L’homme qui est apparu à l’écran au début du film, lui, n’a revêtu ces oripeaux que pour faire à ses proches la surprise de son retour. C’est Leonid, un colosse surnommé Pamfir (ce qui veut dire « Pierre »), qui revient au pays après une longue absence, bien décidé à ne plus se livrer aux trafics et aux contrebandes qui sont monnaie courante dans cette région proche de la Roumanie. C’était précisément pour échapper à cette servitude hautement risquée qu’il s’était résolu à aller travailler en Pologne. De retour chez lui, il ne veut plus que se consacrer à sa femme et à son fils, afin que celui-ci puisse mener une vie honnête et digne. Leonid en fait le serment : désormais, il vivra dans le droit chemin, il ira même à l’église avec sa femme s’il le faut, lui qui, contrairement à elle qui est très dévote, pense que Dieu n’a été inventé par les hommes que « pour boucher les trous » de ce que leur raison ne leur permet pas de comprendre.

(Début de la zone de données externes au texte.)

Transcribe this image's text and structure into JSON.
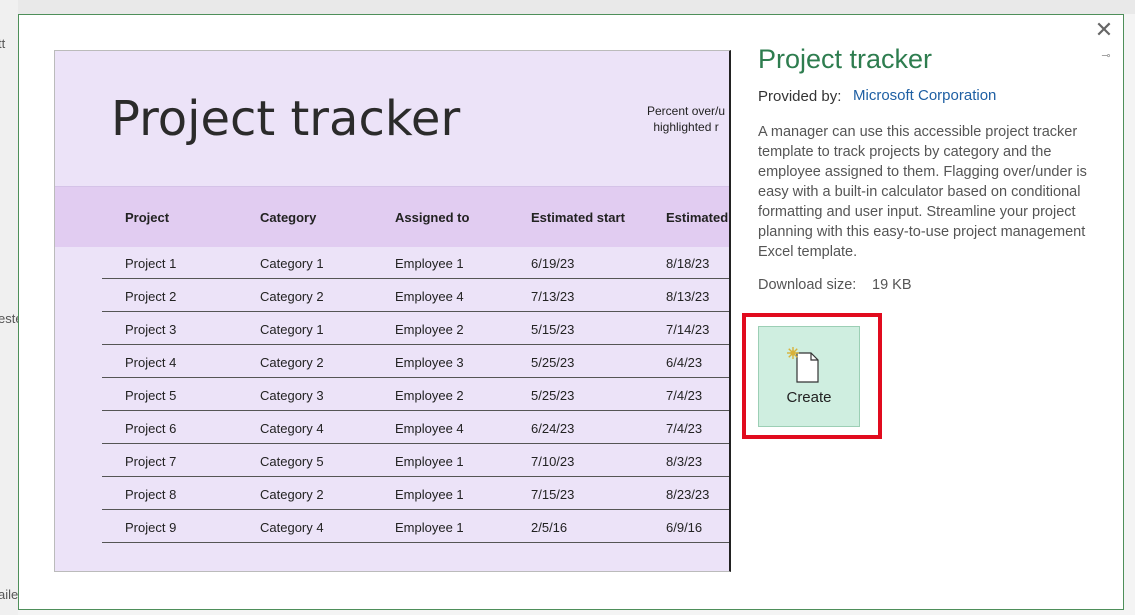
{
  "background": {
    "left_fragments": [
      "tt",
      "este",
      "aile"
    ]
  },
  "dialog": {
    "close_label": "✕",
    "pin_label": "⊸"
  },
  "preview": {
    "title": "Project tracker",
    "note_line1": "Percent over/u",
    "note_line2": "highlighted r",
    "columns": [
      "Project",
      "Category",
      "Assigned to",
      "Estimated start",
      "Estimated"
    ],
    "rows": [
      [
        "Project 1",
        "Category 1",
        "Employee 1",
        "6/19/23",
        "8/18/23"
      ],
      [
        "Project 2",
        "Category 2",
        "Employee 4",
        "7/13/23",
        "8/13/23"
      ],
      [
        "Project 3",
        "Category 1",
        "Employee 2",
        "5/15/23",
        "7/14/23"
      ],
      [
        "Project 4",
        "Category 2",
        "Employee 3",
        "5/25/23",
        "6/4/23"
      ],
      [
        "Project 5",
        "Category 3",
        "Employee 2",
        "5/25/23",
        "7/4/23"
      ],
      [
        "Project 6",
        "Category 4",
        "Employee 4",
        "6/24/23",
        "7/4/23"
      ],
      [
        "Project 7",
        "Category 5",
        "Employee 1",
        "7/10/23",
        "8/3/23"
      ],
      [
        "Project 8",
        "Category 2",
        "Employee 1",
        "7/15/23",
        "8/23/23"
      ],
      [
        "Project 9",
        "Category 4",
        "Employee 1",
        "2/5/16",
        "6/9/16"
      ]
    ]
  },
  "info": {
    "title": "Project tracker",
    "provided_by_label": "Provided by:",
    "provider": "Microsoft Corporation",
    "description": "A manager can use this accessible project tracker template to track projects by category and the employee assigned to them. Flagging over/under is easy with a built-in calculator based on conditional formatting and user input. Streamline your project planning with this easy-to-use project management Excel template.",
    "download_size_label": "Download size:",
    "download_size_value": "19 KB",
    "create_label": "Create",
    "create_icon": "new-document-icon"
  },
  "colors": {
    "accent_green": "#2e7d4f",
    "link_blue": "#1e5fa3",
    "highlight_red": "#e10b1e",
    "create_bg": "#cfeee0",
    "preview_bg": "#ece3f8",
    "preview_header_bg": "#e1ccf1"
  }
}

Or, comme dans les tragédies de l’Antiquité grecque, c’est le destin, et lui seul, qui semble mener la danse. Les bonnes résolutions de Leonid se heurtent bientôt à la réalité locale, d’autant plus que le père se trouve forcé de réparer une lourde faute commise par son fils. Le voilà contraint de gagner une forte somme d’argent et, de ce fait, quasiment forcé de devoir faire ce qu’il s’était pourtant juré de ne plus accomplir, c’est-à-dire de la contrebande pour un mafieux local. De là à s’engager dans un engrenage qui pourrait lui être fatal, il y a peu, tant il y a d’individus violents capables des pires exactions dans un milieu où l’on ne s’encombre guère de scrupules.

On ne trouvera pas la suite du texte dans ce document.